Settlement Agreements can often be a useful tool in resolving workplace disputes and for bringing employment relationships to an end in a mutually agreed way.

However, the process of approaching and negotiating a Settlement Agreement can be tricky to navigate, so here is our guide on everything you need to know about Settlement Agreements in the workplace.

What is a Settlement Agreement?

A Settlement Agreement (formerly known as a Compromise Agreement) is a legally binding agreement between employer and employee. The employee’s employment will terminate on an agreed date and the employer will pay a severance payment in return for the employee’s agreement not to pursue any claims in a Tribunal or a Court. The employee must take independent legal advice on the terms of the Settlement Agreement.

There are a number of specific legal requirements that must be met in order for a Settlement Agreement to be valid. It must be in writing; relate to a particular complaint; identify the independent legal adviser; state that the independent adviser has given the employee advice and is covered by a contract of insurance; and state that the statutory provisions governing Settlement Agreements have been met.

Will a conversation about a Settlement Agreement be used against us?

When negotiating a Settlement Agreement all correspondence and discussion with the individual about it should be stated to be “without prejudice”. This is important as it will usually protect the discussions from being referred to in a Court or Tribunal, should negotiations break down.

However, simply marking something “without prejudice” will not be enough to ensure the rule applies. The correspondence or discussion must be a genuine attempt to settle an existing dispute, in order to qualify for “without prejudice” protection, so it will not apply if there is no obvious dispute between the parties, for example, if the settlement negotiations have arisen because of poor performance by the employee.

Since July 2013, employers have been able to have off the record conversations with their employees regarding the termination of employment in the knowledge that such conversations will be “protected” under Section 111A of the Employment Rights Act 1996. Employers should therefore ensure they also refer to s.111A in any settlement correspondence.

What about victimisation and discrimination cases?
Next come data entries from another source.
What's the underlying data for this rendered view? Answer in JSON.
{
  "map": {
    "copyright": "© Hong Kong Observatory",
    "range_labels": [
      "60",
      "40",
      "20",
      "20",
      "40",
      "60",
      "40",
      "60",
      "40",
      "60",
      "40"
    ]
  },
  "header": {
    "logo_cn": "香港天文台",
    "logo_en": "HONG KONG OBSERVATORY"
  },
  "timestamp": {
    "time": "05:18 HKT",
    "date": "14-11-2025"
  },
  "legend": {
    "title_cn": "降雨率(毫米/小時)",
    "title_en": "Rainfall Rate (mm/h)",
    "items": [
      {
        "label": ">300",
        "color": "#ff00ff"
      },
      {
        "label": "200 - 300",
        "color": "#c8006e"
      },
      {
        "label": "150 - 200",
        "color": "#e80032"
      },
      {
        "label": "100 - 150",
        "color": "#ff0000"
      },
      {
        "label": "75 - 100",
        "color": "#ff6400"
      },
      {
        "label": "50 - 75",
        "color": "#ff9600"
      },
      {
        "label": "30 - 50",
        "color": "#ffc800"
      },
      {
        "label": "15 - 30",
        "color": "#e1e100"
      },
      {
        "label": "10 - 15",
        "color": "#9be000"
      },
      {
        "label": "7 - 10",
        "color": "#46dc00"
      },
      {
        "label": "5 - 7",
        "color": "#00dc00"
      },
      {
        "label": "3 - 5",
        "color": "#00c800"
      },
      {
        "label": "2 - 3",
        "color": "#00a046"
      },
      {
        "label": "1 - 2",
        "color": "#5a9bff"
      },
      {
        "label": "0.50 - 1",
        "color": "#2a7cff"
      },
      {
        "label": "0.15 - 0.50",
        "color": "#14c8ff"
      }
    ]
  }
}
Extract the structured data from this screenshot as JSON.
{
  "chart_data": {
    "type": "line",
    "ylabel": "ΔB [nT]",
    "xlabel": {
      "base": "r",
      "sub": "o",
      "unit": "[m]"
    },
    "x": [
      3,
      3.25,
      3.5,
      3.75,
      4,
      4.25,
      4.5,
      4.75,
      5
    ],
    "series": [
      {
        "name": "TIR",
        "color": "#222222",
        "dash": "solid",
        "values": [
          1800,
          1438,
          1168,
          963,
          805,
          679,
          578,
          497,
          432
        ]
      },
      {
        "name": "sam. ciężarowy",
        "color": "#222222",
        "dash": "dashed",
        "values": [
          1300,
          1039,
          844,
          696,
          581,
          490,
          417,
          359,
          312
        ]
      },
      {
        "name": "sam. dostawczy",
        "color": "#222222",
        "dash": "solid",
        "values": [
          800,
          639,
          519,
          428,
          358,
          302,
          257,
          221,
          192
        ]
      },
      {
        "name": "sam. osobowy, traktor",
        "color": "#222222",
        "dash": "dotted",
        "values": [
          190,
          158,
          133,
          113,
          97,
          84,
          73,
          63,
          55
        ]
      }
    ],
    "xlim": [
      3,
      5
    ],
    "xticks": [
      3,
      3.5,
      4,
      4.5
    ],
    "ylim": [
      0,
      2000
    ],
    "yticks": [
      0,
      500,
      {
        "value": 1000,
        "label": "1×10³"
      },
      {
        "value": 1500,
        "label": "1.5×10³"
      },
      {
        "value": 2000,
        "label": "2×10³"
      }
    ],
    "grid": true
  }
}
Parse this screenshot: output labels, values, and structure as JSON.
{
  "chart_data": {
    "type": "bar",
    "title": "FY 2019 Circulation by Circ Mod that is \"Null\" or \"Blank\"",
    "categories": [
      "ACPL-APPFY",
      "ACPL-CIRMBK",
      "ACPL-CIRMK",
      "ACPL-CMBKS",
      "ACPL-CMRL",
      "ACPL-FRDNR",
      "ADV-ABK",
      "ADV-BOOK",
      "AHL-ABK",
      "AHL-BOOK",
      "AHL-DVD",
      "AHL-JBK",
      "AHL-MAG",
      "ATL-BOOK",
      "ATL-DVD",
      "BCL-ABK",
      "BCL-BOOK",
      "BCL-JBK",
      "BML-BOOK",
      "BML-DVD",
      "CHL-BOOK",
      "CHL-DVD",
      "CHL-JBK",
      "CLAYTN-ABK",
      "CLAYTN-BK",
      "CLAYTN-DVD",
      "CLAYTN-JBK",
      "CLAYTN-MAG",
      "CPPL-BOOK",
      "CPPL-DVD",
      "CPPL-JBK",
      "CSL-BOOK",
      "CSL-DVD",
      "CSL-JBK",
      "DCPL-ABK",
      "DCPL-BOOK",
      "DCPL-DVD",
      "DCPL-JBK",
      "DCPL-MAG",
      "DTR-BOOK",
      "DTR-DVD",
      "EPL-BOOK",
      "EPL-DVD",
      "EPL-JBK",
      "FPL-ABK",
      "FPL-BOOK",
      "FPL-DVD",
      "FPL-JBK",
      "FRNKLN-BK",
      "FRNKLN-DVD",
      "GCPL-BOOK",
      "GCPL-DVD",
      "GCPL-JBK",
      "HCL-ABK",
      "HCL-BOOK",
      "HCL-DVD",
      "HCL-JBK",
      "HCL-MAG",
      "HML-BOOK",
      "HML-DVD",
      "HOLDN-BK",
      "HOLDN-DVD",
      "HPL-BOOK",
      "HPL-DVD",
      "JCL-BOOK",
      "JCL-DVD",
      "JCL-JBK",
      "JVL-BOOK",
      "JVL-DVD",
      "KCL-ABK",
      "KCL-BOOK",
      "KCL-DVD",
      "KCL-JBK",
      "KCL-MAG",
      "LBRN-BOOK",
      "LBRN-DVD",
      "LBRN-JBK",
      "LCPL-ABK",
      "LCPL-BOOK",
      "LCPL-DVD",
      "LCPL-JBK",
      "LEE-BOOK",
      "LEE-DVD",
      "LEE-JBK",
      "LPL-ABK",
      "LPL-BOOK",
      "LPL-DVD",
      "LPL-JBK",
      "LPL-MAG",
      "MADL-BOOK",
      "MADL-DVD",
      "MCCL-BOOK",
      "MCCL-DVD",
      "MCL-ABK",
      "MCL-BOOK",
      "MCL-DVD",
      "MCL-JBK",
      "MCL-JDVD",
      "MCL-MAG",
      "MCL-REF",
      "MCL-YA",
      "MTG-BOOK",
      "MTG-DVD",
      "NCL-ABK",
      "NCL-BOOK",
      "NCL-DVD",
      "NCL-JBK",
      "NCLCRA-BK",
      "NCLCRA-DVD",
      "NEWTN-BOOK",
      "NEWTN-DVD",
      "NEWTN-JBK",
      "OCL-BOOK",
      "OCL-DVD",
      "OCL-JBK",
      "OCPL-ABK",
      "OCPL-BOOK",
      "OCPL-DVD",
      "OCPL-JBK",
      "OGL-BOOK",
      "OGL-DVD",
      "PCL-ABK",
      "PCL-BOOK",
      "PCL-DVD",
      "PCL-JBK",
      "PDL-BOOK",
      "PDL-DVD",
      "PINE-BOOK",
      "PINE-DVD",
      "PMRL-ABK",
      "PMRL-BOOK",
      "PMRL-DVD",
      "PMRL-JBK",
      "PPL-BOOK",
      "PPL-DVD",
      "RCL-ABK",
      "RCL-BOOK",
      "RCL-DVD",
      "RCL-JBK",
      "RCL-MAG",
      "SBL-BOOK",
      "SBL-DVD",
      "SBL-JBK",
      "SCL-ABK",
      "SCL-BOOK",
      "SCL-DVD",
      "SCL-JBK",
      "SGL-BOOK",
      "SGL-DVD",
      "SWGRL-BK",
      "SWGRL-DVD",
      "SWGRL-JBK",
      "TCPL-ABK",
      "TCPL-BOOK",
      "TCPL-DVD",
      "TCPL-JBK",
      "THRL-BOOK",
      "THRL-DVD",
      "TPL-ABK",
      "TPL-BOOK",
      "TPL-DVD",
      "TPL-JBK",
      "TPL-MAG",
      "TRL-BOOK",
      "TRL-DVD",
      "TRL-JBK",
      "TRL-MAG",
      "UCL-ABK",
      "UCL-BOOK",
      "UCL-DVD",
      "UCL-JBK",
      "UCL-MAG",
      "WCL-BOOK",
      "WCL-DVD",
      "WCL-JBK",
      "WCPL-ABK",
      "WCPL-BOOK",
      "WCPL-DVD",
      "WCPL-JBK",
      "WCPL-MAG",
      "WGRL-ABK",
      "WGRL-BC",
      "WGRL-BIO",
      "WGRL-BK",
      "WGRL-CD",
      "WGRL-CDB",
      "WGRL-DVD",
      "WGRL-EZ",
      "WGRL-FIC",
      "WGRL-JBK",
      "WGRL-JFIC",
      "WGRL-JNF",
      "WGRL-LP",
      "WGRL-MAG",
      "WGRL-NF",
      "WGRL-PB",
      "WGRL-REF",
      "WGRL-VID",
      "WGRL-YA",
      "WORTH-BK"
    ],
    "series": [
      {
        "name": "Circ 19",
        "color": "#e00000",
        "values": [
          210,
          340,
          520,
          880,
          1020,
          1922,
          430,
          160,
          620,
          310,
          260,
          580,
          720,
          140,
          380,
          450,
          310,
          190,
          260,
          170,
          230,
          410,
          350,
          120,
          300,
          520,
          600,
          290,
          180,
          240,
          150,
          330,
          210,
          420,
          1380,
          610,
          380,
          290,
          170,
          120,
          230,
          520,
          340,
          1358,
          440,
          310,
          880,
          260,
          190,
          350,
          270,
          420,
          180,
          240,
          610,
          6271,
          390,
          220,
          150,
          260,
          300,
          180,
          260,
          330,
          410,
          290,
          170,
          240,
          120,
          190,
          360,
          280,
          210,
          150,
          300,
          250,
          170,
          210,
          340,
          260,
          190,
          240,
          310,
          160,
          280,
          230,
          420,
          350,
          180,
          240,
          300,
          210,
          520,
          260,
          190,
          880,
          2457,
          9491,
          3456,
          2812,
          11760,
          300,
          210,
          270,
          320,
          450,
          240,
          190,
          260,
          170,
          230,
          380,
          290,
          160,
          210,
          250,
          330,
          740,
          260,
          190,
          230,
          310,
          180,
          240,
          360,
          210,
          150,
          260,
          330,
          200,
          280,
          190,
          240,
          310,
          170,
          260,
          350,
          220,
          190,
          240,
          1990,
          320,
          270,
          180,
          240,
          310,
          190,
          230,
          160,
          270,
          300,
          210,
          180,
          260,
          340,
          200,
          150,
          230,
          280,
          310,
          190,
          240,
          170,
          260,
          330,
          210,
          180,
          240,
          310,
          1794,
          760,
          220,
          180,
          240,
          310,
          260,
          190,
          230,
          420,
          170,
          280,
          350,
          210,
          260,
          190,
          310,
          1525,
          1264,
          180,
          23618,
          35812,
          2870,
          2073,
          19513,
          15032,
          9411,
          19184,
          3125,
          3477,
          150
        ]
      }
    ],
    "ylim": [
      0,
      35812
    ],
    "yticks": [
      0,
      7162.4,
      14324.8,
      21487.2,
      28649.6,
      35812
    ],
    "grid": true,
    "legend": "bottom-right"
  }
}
Employers should think carefully before initiating a “protected conversation” and offering a Settlement Agreement to an employee in circumstances which could foreseeably result in a discrimination or victimisation claim, because these negotiations will not be protected by the rule in s.111A. The individual concerned would therefore be able to refer to the Settlement Agreement negotiations in a Court or Tribunal to try and evidence detrimental treatment.

Similarly, the “without prejudice” rule may not apply to discrimination and victimisation claims, so in these circumstances it will be even more important that the negotiations are conducted in the right way, and that the financial offer is attractive to the individual concerned.

How to reach a deal with an employee

The crux of a Settlement Agreement is that, by signing up to it, the employee is agreeing to relinquish their rights to pursue any future claims against their employer relating to their employment or its termination. The deal on the table should offer the employee reasonable compensation for giving up the right to claim.

What a reasonable sum is will vary considerably depending on the type of claim, the strength of the case and the employee’s position in the business. It may be that the employee is entitled to a redundancy payment, or if it is a discrimination claim then the employee may be entitled to an award for injury to feelings. Employers should also take into consideration any sums the employee might be contractually entitled to anyway (such as pay in lieu of holiday or notice).

As the employee must receive independent legal advice on the Agreement, if they aren’t being compensated reasonably then it is likely that they will be advised not to sign it.   

Money isn’t always everything

It can be helpful to think outside the box when negotiating with an employee. For example, providing a positive reference, or agreeing the wording of an internal or external announcement regarding their departure, might help to seal the deal. Alternatively, agreeing to transfer a phone or a company car, or to contribute to the costs of some outplacement counselling or career coaching, might get the deal over the line.

What are the tax implications?

Any payments due to an employee under their contract of employment will be subject to the usual tax and national insurance deductions. However up to £30,000 can be paid tax free for compensation for loss of employment. This would include any redundancy or ex-gratia payment.